Liraglutide reduces alcohol consumption, anxiety, memory impairment, and synapse loss in alcohol dependent mice

Abstract

Abstract Glucagon-like peptide 1 (GLP-1) analogues have been commercialized for the management of type 2 diabetes. Recent studies have underscored GLP-1's role as a modulator of alcohol-related behavior. However, the role of the GLP-1 analogue liraglutide on alcohol-withdrawal responses have not been fully elucidated. Additionally, the underlying neurobiological mechanisms of liraglutide on alcohol withdrawal remains unknown. This study endeavored to explore the effects of liraglutide on synaptic morphology and transmission in the medial prefrontal cortex (mPFC) and the hippocampus (HP), and thus affects the emotion and memory ability of alcohol-withdrawal mice. Male C57BL/6J mice were exposed to a regimen of 20% alcohol and water for a duration of 6 weeks. This regimen established the two-bottle choice model of alcohol exposure.

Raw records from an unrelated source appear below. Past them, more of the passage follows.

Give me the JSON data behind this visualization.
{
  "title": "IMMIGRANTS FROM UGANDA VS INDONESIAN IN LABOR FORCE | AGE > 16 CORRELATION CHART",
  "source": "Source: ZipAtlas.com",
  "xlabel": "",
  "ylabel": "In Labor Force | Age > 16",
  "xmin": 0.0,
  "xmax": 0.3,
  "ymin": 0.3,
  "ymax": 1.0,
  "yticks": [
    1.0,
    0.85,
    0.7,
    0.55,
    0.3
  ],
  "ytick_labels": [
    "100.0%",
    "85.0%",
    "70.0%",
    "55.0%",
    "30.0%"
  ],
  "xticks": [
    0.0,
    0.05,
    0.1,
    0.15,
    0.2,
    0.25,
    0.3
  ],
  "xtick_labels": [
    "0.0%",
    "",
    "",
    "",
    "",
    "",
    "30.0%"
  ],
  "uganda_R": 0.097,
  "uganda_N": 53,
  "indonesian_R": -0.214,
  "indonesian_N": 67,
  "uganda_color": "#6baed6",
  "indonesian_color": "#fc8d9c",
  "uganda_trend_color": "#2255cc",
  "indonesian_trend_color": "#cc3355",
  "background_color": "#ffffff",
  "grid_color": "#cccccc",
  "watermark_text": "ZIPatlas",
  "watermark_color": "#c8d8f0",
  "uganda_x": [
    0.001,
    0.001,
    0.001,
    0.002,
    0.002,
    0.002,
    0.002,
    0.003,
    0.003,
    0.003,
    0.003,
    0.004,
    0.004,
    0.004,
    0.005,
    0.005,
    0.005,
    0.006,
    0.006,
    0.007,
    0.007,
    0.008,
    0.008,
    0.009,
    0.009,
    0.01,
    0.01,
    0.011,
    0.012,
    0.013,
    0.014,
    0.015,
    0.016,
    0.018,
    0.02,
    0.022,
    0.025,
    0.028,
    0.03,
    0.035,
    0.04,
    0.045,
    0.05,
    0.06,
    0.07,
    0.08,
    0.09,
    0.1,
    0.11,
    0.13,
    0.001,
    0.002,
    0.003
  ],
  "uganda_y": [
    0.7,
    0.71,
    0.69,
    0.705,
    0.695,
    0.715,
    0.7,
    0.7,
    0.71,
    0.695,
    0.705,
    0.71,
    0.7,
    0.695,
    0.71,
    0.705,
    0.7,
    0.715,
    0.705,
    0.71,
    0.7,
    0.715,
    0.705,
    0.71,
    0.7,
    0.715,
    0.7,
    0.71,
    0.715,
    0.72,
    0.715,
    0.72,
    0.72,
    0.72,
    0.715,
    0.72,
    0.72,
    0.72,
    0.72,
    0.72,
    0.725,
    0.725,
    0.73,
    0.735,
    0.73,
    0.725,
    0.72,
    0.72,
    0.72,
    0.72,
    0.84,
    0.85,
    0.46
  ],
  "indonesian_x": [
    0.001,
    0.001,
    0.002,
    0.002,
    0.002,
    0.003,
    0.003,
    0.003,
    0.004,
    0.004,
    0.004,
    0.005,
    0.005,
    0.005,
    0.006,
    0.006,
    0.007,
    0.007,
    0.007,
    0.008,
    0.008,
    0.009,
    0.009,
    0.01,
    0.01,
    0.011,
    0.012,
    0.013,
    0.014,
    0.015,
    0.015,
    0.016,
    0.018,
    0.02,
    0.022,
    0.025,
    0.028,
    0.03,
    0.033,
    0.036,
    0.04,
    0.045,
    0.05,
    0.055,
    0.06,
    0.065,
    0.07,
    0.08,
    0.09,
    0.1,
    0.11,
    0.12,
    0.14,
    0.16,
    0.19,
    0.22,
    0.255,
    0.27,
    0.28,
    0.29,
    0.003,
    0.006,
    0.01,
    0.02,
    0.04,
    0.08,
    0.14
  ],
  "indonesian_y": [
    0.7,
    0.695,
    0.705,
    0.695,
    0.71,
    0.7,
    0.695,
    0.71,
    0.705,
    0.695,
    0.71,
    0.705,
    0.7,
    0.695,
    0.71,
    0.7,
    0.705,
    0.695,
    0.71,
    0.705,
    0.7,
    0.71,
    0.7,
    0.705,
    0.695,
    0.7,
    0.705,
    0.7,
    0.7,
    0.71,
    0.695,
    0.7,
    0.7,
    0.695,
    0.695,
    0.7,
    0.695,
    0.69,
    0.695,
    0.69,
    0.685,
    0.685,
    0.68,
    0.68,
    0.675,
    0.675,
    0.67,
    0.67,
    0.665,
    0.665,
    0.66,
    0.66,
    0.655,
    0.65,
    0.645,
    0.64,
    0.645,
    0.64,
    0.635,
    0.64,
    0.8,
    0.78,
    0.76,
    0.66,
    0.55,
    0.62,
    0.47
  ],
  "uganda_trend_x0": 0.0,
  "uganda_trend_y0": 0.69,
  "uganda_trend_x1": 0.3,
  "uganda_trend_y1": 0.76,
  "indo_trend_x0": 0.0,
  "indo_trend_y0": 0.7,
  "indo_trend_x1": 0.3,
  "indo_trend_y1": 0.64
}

Learning capabilities, memory proficiency, and anxiety-like behavior were evaluated using the water maze, open field, and elevated plus maze paradigms. Synaptic morphology in the mPFC and HP were assessed via Golgi staining and Western Blot analysis. Our findings indicate that liraglutide can substantially decrease alcohol consumption and preference (p < 0.05) and enhance learning and memory performance (p < 0.01), as well as alleviate anxiety-like behavior (p < 0.01). Alcohol consumption led to a reduction in dendritic spine density in the mPFC and HP, which was restored to normal levels by liraglutide (p < 0.001). Furthermore, liraglutide was found to augment the levels of synaptic transport-related proteins in mice subjected to alcohol withdrawal (p < 0.01). The study findings corroborate that liraglutide has the potential to mitigate alcohol consumption and ameliorate the memory impairments and anxietyinduced by alcohol withdrawal. The therapeutic efficacy of liraglutide might be attributed to its role in counteracting synapse loss in the mPFC and HP regions.